Le Saint Chrême est la seule des trois qui soit exclusivement
consacrée par l’évêque. Les deux autres
sont bénies par les prêtres : l’Huile des Catéchum
ènes est bénie le samedi de la Résurrection
de Lazare - appelé aussi en Gaule « samedi de l’Onction
» car on chante ce jour-là l’Évangile
de l’onction à Béthanie ; l’huile des
Malades est bénie le mercredi saint au soir, comme beaucoup
d’entre vous le savent.
Le Saint Chrême sert pour le Sacrement du Baptême,
de la Chrismation, la bénédiction des Eaux baptismales,
la consécration des Églises et le sacre des évêques.
Il porte le nom même du Christ « sanctum chrisma »
c’est-à-dire sainte onction puisque Christ, je vous
le rappelle signifie « oint » « consacré
par l’onction » traduction grecque de l’hébreu
« messie ». Le Saint Chrême est l’onction
par l’excellence. C’est un mélange d’huiles
parfumées qui nous imprègne pour que nous devenions
la bonne odeur du Christ pour Dieu (2Co 2*15).

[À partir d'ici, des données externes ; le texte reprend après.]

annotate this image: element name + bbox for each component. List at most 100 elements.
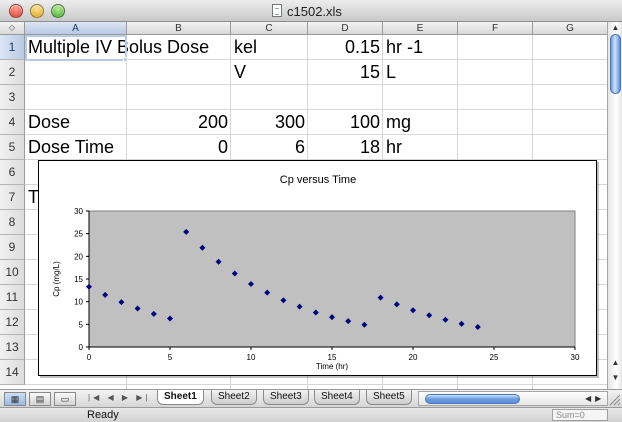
grid-row-line — [25, 159, 607, 160]
cell-a4[interactable]: Dose — [28, 112, 71, 132]
row-header-9[interactable]: 9 — [0, 235, 25, 260]
minimize-window-button[interactable] — [30, 4, 44, 18]
vertical-scroll-thumb[interactable] — [610, 34, 621, 94]
row-header-10[interactable]: 10 — [0, 260, 25, 285]
row-header-4[interactable]: 4 — [0, 110, 25, 135]
x-tick-label: 30 — [571, 353, 580, 362]
x-tick-label: 5 — [168, 353, 173, 362]
page-break-view-button[interactable]: ▭ — [54, 392, 76, 406]
x-axis-label: Time (hr) — [316, 362, 348, 371]
data-point — [442, 316, 449, 323]
grid-row-line — [25, 84, 607, 85]
row-header-1[interactable]: 1 — [0, 35, 25, 60]
data-point — [86, 283, 92, 290]
horizontal-scroll-arrows-icon[interactable]: ◀▶ — [585, 394, 606, 403]
data-point — [280, 297, 287, 304]
embedded-chart[interactable]: Cp versus Time Time (hr) Cp (mg/L) 0 5 10 15 20… — [38, 160, 597, 376]
data-point — [134, 305, 141, 312]
normal-view-button[interactable]: ▦ — [4, 392, 26, 406]
data-point — [474, 324, 481, 331]
row-header-8[interactable]: 8 — [0, 210, 25, 235]
sheet-navigation-arrows-icon[interactable]: |◀ ◀ ▶ ▶| — [88, 393, 151, 402]
sheet-tab-sheet1[interactable]: Sheet1 — [157, 390, 204, 405]
data-point — [312, 309, 319, 316]
data-point — [410, 307, 416, 314]
row-header-3[interactable]: 3 — [0, 85, 25, 110]
sheet-tab-sheet4[interactable]: Sheet4 — [314, 390, 360, 405]
cell-a1[interactable]: Multiple IV Bolus Dose — [28, 37, 210, 57]
cell-c5[interactable]: 6 — [294, 137, 305, 157]
column-header-a[interactable]: A — [25, 22, 127, 35]
column-header-c[interactable]: C — [231, 22, 308, 35]
data-point — [377, 294, 384, 301]
x-tick-label: 10 — [247, 353, 256, 362]
scroll-up-arrow-icon[interactable]: ▲ — [611, 23, 620, 32]
data-point — [118, 299, 125, 306]
column-header-g[interactable]: G — [533, 22, 607, 35]
page-layout-view-button[interactable]: ▤ — [29, 392, 51, 406]
row-header-12[interactable]: 12 — [0, 310, 25, 335]
grid-row-line — [25, 384, 607, 385]
data-point — [167, 315, 173, 322]
scroll-arrows-icon[interactable]: ▲ ▼ — [611, 358, 620, 382]
sum-readout: Sum=0 — [552, 409, 608, 421]
cell-e4[interactable]: mg — [386, 112, 412, 132]
data-point — [361, 321, 368, 328]
spreadsheet-grid[interactable]: ◇ A B C D E F G 1 2 3 4 5 6 7 8 9 10 11 12 13 14 Multiple IV … — [0, 22, 607, 389]
cell-d4[interactable]: 100 — [349, 112, 380, 132]
cell-d1[interactable]: 0.15 — [344, 37, 380, 57]
horizontal-scroll-thumb[interactable] — [425, 394, 520, 404]
cell-c4[interactable]: 300 — [274, 112, 305, 132]
cell-a5[interactable]: Dose Time — [28, 137, 115, 157]
row-header-2[interactable]: 2 — [0, 60, 25, 85]
grid-row-line — [25, 134, 607, 135]
column-header-d[interactable]: D — [308, 22, 383, 35]
cell-e1[interactable]: hr -1 — [386, 37, 424, 57]
column-header-b[interactable]: B — [127, 22, 231, 35]
cell-a7[interactable]: T — [28, 187, 39, 207]
x-tick-label: 20 — [409, 353, 418, 362]
data-point — [458, 320, 465, 327]
cell-d2[interactable]: 15 — [359, 62, 380, 82]
grid-row-line — [25, 109, 607, 110]
grid-row-line — [25, 59, 607, 60]
row-header-6[interactable]: 6 — [0, 160, 25, 185]
cell-b4[interactable]: 200 — [197, 112, 228, 132]
row-header-11[interactable]: 11 — [0, 285, 25, 310]
row-header-14[interactable]: 14 — [0, 360, 25, 385]
cell-c1[interactable]: kel — [234, 37, 258, 57]
resize-grip-icon[interactable] — [608, 391, 621, 406]
data-point — [248, 280, 254, 287]
cell-d5[interactable]: 18 — [359, 137, 380, 157]
y-tick-label: 15 — [74, 275, 83, 284]
select-all-corner[interactable]: ◇ — [0, 22, 25, 35]
close-window-button[interactable] — [9, 4, 23, 18]
cell-b5[interactable]: 0 — [217, 137, 228, 157]
data-point — [329, 314, 335, 321]
row-header-13[interactable]: 13 — [0, 335, 25, 360]
vertical-scrollbar[interactable]: ▲ ▲ ▼ — [607, 22, 622, 389]
cell-e5[interactable]: hr — [386, 137, 403, 157]
y-tick-label: 5 — [79, 320, 84, 329]
chart-canvas: Cp versus Time Time (hr) Cp (mg/L) 0 5 10 15 20… — [52, 174, 580, 371]
column-header-e[interactable]: E — [383, 22, 458, 35]
window-title: c1502.xls — [287, 4, 342, 19]
sheet-tab-sheet5[interactable]: Sheet5 — [366, 390, 412, 405]
status-text: Ready — [87, 409, 119, 421]
zoom-window-button[interactable] — [51, 4, 65, 18]
row-header-7[interactable]: 7 — [0, 185, 25, 210]
cell-c2[interactable]: V — [234, 62, 247, 82]
fill-handle[interactable] — [123, 57, 128, 62]
cell-e2[interactable]: L — [386, 62, 397, 82]
data-point — [426, 312, 433, 319]
data-point — [231, 270, 238, 277]
row-header-5[interactable]: 5 — [0, 135, 25, 160]
horizontal-scrollbar[interactable]: ◀▶ — [418, 391, 608, 406]
data-point — [296, 303, 303, 310]
column-header-f[interactable]: F — [458, 22, 533, 35]
sheet-tab-sheet3[interactable]: Sheet3 — [263, 390, 309, 405]
plot-area — [88, 210, 576, 348]
data-point — [199, 244, 206, 251]
y-tick-label: 10 — [74, 298, 83, 307]
sheet-tab-sheet2[interactable]: Sheet2 — [211, 390, 257, 405]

Il existe dans l’Église plusieurs recettes pour la
confection de ce mélange d’huiles. La plus celle
simple est celle de l’Église de Rome – deux
huiles seulement – la plus complexe est celle de l’Église
byzantine – plus de 50 huiles différentes. Dans notre
Eglise des Gaules nous avons choisi une recette plus symbolique
n’utilisant que sept huiles citées dans les Écritures,
comme les sept dons du Saint-Esprit : l’huile d’olive,
le Baume de Galaad cité par le prophète Jérémie
(8*22), l’huile de Cèdre du Liban, d’Hysope,
d’Encens, de Myrrhe et de Romarin Camphré.
Par cette composition symbolique le Saint Chrême manifeste
la plénitude des Dons du Saint-Esprit. De même que
l’huile imprègne tout ce qu’elle touche, ainsi
par le Saint Chrême, l’Esprit Saint descend et pénètre
les êtres consacrés à Dieu et les fait participer
à l’onction du Christ, selon la parole du prophète
Isaïe : « L’Esprit de Dieu repose sur moi, car
Il m’a consacré par l’onction pour annoncer
la Bonne Nouvelle aux pauvres… ». Le Saint Chrême
fait de nous des hommes dignes de porter le nom de chrétiens
– c’est-à-dire «d’oints»,
des rois et des prêtres, des temples vivants du Saint Esprit.
À présent je voudrais vous dire quelques mots sur
la célébration de ce jour : la nouvelle fête
de la Sauvegarde de la création. Cette célébration
a été instituée pour à l’origine
par le Patriarche Bartolomée de Constantinople en 1989
; ce hiérarque était (et est encore) très
investi dans le mouvement écologique ; il a donc créé
cette fête que le patriarcat célèbre le 1er
Septembre, qui correspond dans son rite au début de l’année
liturgique (d’une certaine façon le mémorial
de la création du monde).
Pour ce qui nous concerne j’ai assigné cette liturgie
au mardi des Rogations. Je m’explique : Les Rogations sont
trois jours de prières ferventes que Saint Mamert évêque
de Vienne a institués en 470 à la suite d’une
série de catastrophes naturelles – séismes,
inondations, épidémies et incendies – les
Gaulois ont toujours eu peur que le ciel leur tombe sur la tête…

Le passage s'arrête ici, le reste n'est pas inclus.